Lee Jackson has covered Wall Street analysts' equity and debt research and equity strategy daily for 24/7 Wall St. since 2012. His broad and diverse career, which included a stint as the creative services director at the NBC affiliate in Austin, Texas, gives him unique insight into the financial industry and world.

Lee Jackson's journey in the financial industry spans over 30 years, with nearly two decades as an institutional equity salesperson at Bear Stearns, Lehman Brothers, and Morgan Stanley. His career was marked by his presence on the sell side during pivotal Wall Street events, from the dot.com rise and bubble to the Long Term Capital Management debacle, 9/11, and the Great Recession of 2008. This is a testament to his resilience and adaptability in the face of market volatility.

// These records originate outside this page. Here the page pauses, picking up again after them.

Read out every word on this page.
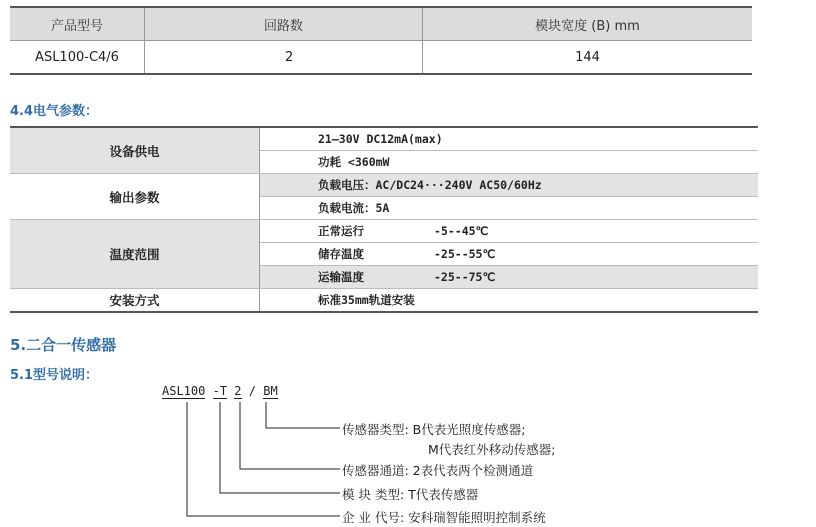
产品型号	回路数	模块宽度 (B) mm
ASL100-C4/6	2	144
4.4电气参数：
设备供电	21—30V DC12mA(max)
	功耗 <360mW
输出参数	负载电压：AC/DC24···240V AC50/60Hz
	负载电流：5A
温度范围	正常运行 -5--45℃
	储存温度 -25--55℃
	运输温度 -25--75℃
安装方式	标准35mm轨道安装
5.二合一传感器
5.1型号说明：
ASL100 -T 2 / BM
传感器类型: B代表光照度传感器;
M代表红外移动传感器;
传感器通道: 2表代表两个检测通道
模 块 类型: T代表传感器
企 业 代号: 安科瑞智能照明控制系统
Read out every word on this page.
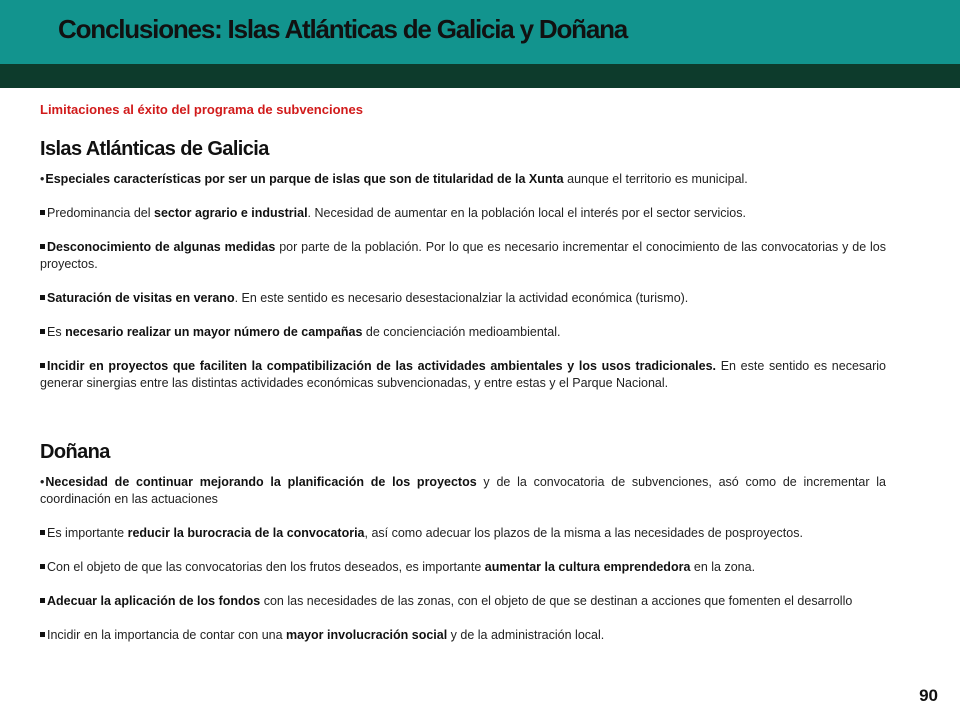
Conclusiones: Islas Atlánticas de Galicia y Doñana
Limitaciones al éxito del programa de subvenciones
Islas Atlánticas de Galicia

•Especiales características por ser un parque de islas que son de titularidad de la Xunta aunque el territorio es municipal.

Predominancia del sector agrario e industrial. Necesidad de aumentar en la población local el interés por el sector servicios.

Desconocimiento de algunas medidas por parte de la población. Por lo que es necesario incrementar el conocimiento de las convocatorias y de los proyectos.

Saturación de visitas en verano. En este sentido es necesario desestacionalziar la actividad económica (turismo).

Es necesario realizar un mayor número de campañas de concienciación medioambiental.

Incidir en proyectos que faciliten la compatibilización de las actividades ambientales y los usos tradicionales. En este sentido es necesario generar sinergias entre las distintas actividades económicas subvencionadas, y entre estas y el Parque Nacional.

Doñana

•Necesidad de continuar mejorando la planificación de los proyectos y de la convocatoria de subvenciones, asó como de incrementar la coordinación en las actuaciones

Es importante reducir la burocracia de la convocatoria, así como adecuar los plazos de la misma a las necesidades de posproyectos.

Con el objeto de que las convocatorias den los frutos deseados, es importante aumentar la cultura emprendedora en la zona.

Adecuar la aplicación de los fondos con las necesidades de las zonas, con el objeto de que se destinan a acciones que fomenten el desarrollo

Incidir en la importancia de contar con una mayor involucración social y de la administración local.

90
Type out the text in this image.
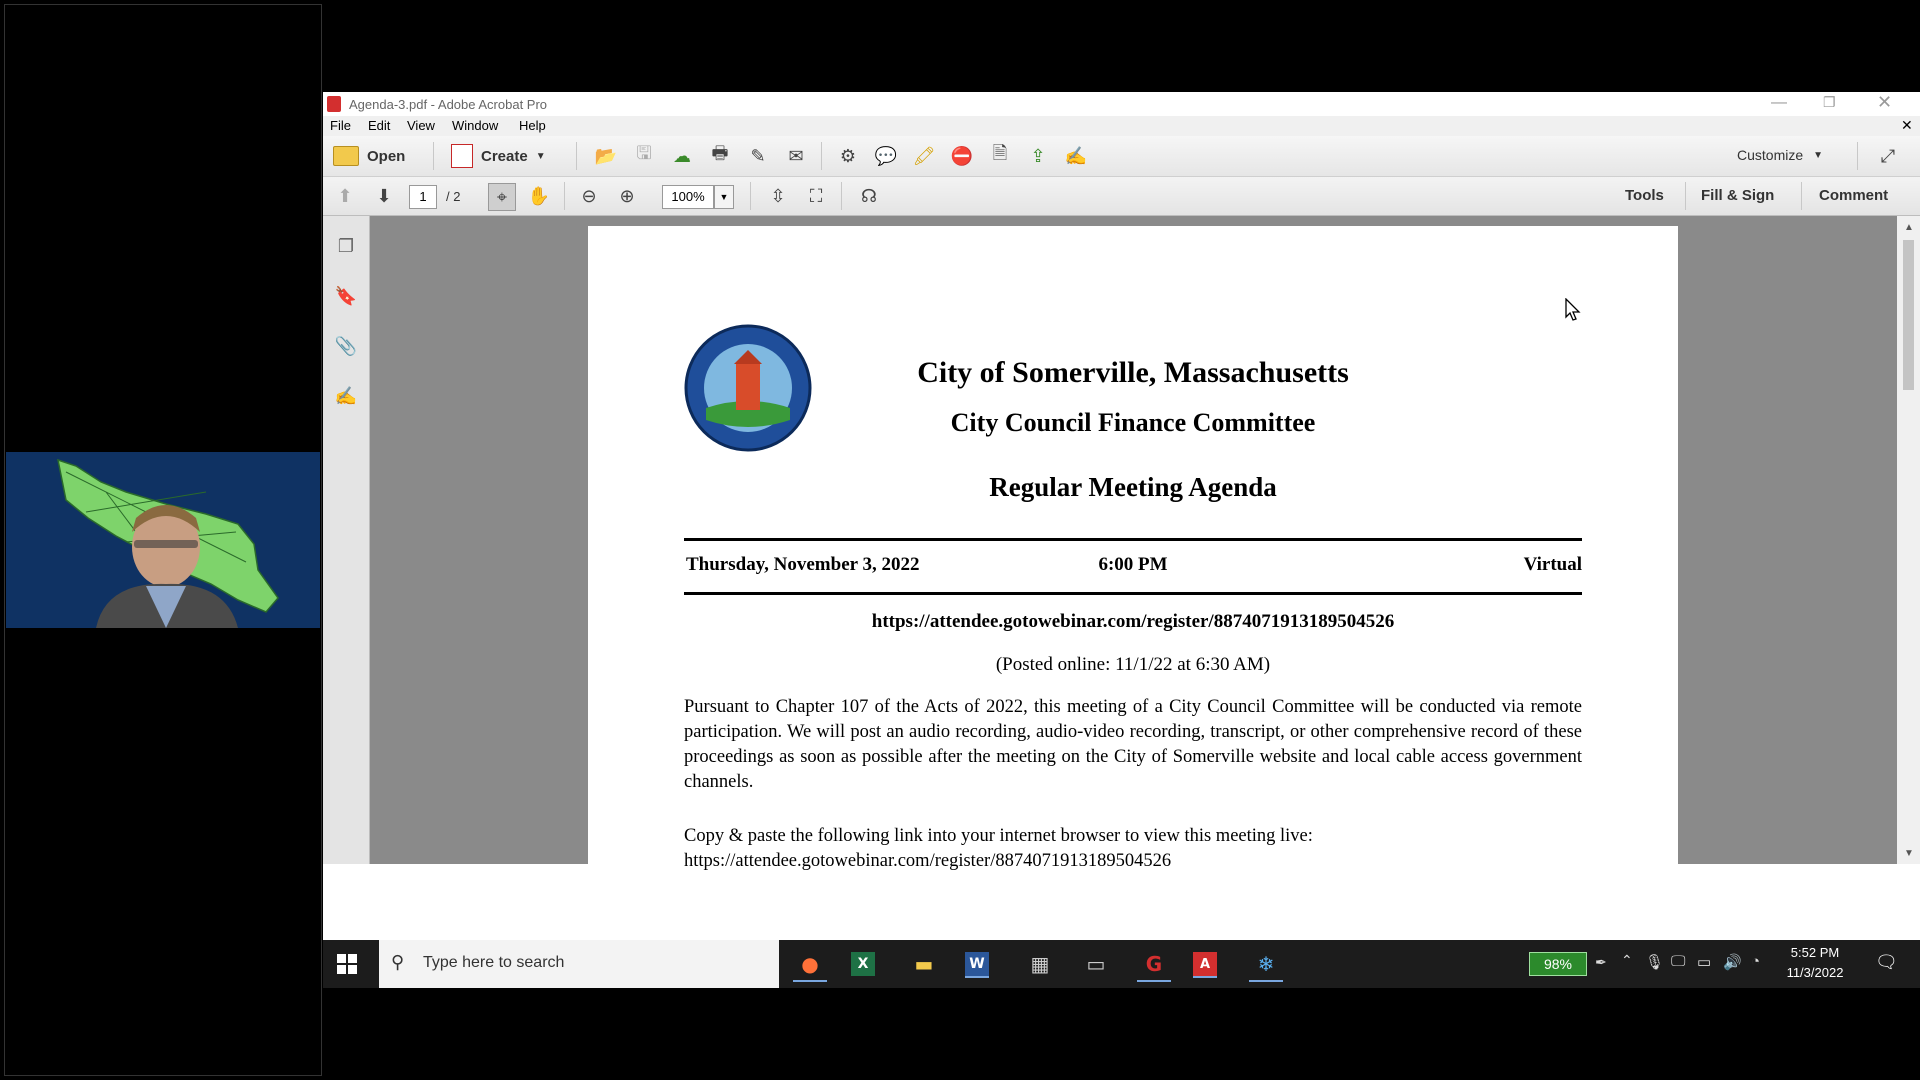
Agenda-3.pdf - Adobe Acrobat Pro	—	❐ ✕
File Edit View Window Help	✕
Open	Create ▼	📂 🖫 ☁ 🖶	✎	✉	⚙ 💬 🖍 ⛔	🗎	⇪	✍	Customize ▼	⤢
⬆	⬇	1	/ 2	⌖	✋	⊖	⊕	100%	▼	⇳	⛶	☊	Tools Fill & Sign	Comment
❐
🔖
📎
✍
City of Somerville, Massachusetts
City Council Finance Committee
Regular Meeting Agenda
Thursday, November 3, 2022	6:00 PM	Virtual
https://attendee.gotowebinar.com/register/8874071913189504526
(Posted online: 11/1/22 at 6:30 AM)
Pursuant to Chapter 107 of the Acts of 2022, this meeting of a City Council Committee will be conducted via remote participation. We will post an audio recording, audio-video recording, transcript, or other comprehensive record of these proceedings as soon as possible after the meeting on the City of Somerville website and local cable access government channels.
Copy & paste the following link into your internet browser to view this meeting live:
https://attendee.gotowebinar.com/register/8874071913189504526
▲
▼
⚲ Type here to search	●	X	▬	W	▦	▭	G	A	❄	98%	✒ ⌃ 🎙 🖵 ▭ 🔊 ◔
5:52 PM
11/3/2022
🗨
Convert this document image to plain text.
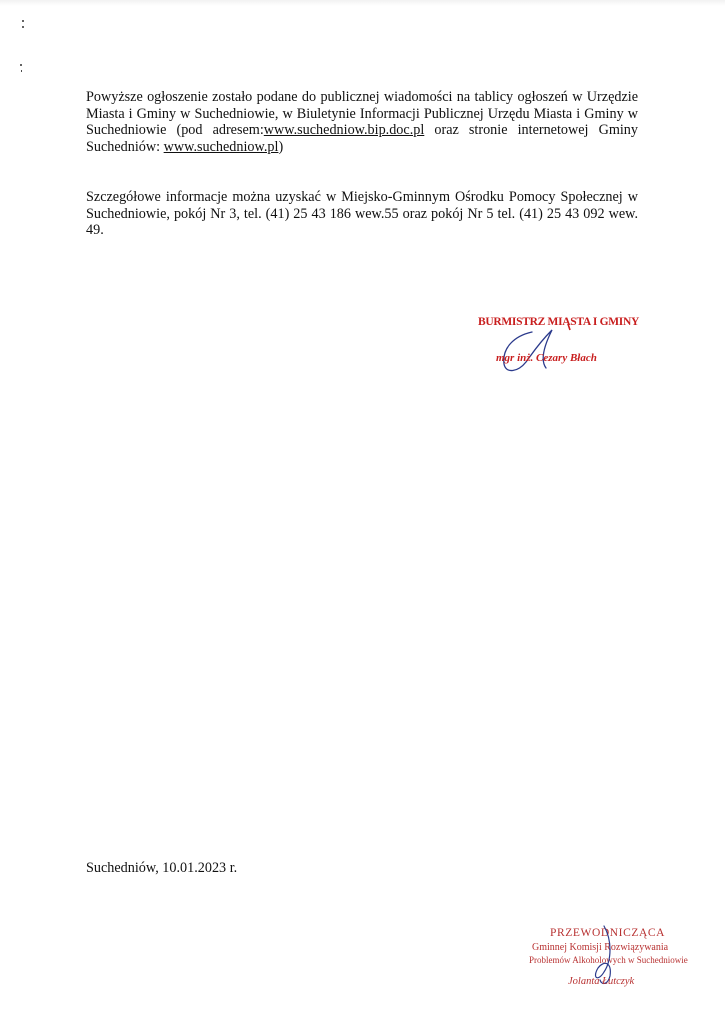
Powyższe ogłoszenie zostało podane do publicznej wiadomości na tablicy ogłoszeń w Urzędzie Miasta i Gminy w Suchedniowie, w Biuletynie Informacji Publicznej Urzędu Miasta i Gminy w Suchedniowie (pod adresem:www.suchedniow.bip.doc.pl oraz stronie internetowej Gminy Suchedniów: www.suchedniow.pl)

Szczegółowe informacje można uzyskać w Miejsko-Gminnym Ośrodku Pomocy Społecznej w Suchedniowie, pokój Nr 3, tel. (41) 25 43 186 wew.55 oraz pokój Nr 5 tel. (41) 25 43 092 wew. 49.

BURMISTRZ MIASTA I GMINY
mgr inż. Cezary Błach

Suchedniów, 10.01.2023 r.

PRZEWODNICZĄCA
Gminnej Komisji Rozwiązywania
Problemów Alkoholowych w Suchedniowie
Jolanta Łutczyk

Lee Jackson’s practical financial industry experience, acquired from a career at some of the biggest banks and brokerage firms, is complemented by a lifetime of writing on various platforms. This unique combination allows him to shed light on the intricacies and workings of Wall Street in a way that only someone with deep insider experience and knowledge can. Moreover, his extensive network across Wall Street continues to provide direct access for him and 24/7 Wall St., a privilege few firms enjoy.

Since 2012, Jackson’s work for 24/7 Wall St. has been featured in Barron’s, Yahoo Finance, MarketWatch, Business Insider, TradingView, Real Money, The Street, Seeking Alpha, Benzinga, and other media outlets. He attended the prestigious Cranbrook Schools in Bloomfield Hills, Michigan, and has a degree in broadcasting from the Specs Howard School of Media Arts.